There are clearly moral concerns about the creation of a hound, not least of which is the creation of a life that will be turned into a mindless weapon of war. Human rights groups have been clashing with the military over the creation of them and many religious groups oppose them on the basis of their beliefs. Necrobiology labs use strict selection criteria to only use embryos deemed non-viable, though their adherence to this has been hotly debated. According to necrobiologists, there is never a flicker of life or even consciousness beyond the autonomic functions the body needs to maintain homeostasis. Whether or not hounds have “souls” is another fiercely debated subject and the question over what happens to them when given to a vampire is a major cause for concern. Several times courts have ruled that the creation of hounds is illegal on humanitarian grounds, and as a result the Trans-Asian Alliance currently bans their creation.

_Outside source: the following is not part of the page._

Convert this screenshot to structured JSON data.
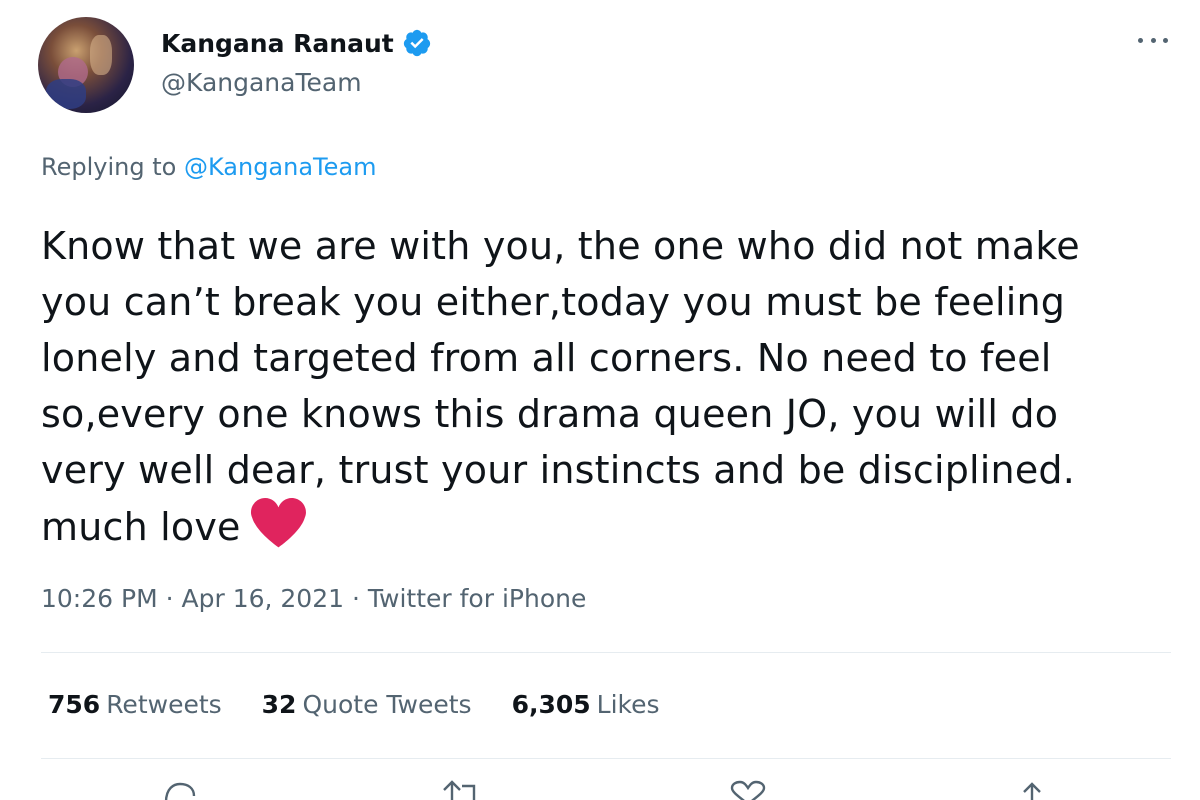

The history of hounds is said to go back all the way to the dark ages when vampires would adopt strong-looking children and raise them to be powerful warriors before ghouling them during their prime and turning them into their eternal soldiers. While this is debated, hounds as we know them today first appeared before WWIII. Their early forms were more armored ghouls that lugged heavy armored coffins around and had some weapons. These eventually formed into bio-engineered beings and by WWIII they had largely taken the form they have today.
In extreme situations, a vampire can bite into a Hellhound and can essentially convert it from a ghoul to a vampire in its own right (or at least something similar). Rumors say the soul of the hound is sent to Hell and if the devil himself finds the vampire’s cause acceptable it “turns” the mech into a purely spiritual being. If the devil rejects it both the hound and the vampire burn to death in hellfire.
A “vamped” Hellhound becomes feral, unbound from the conventional laws of the world, and becomes a sort of spiritual or energy-based lifeform for a short time. After “bleeding it dry” (as it is called) the suit dies and burns away. Because vamping a Hellhound destroys it, making this an act of desperation.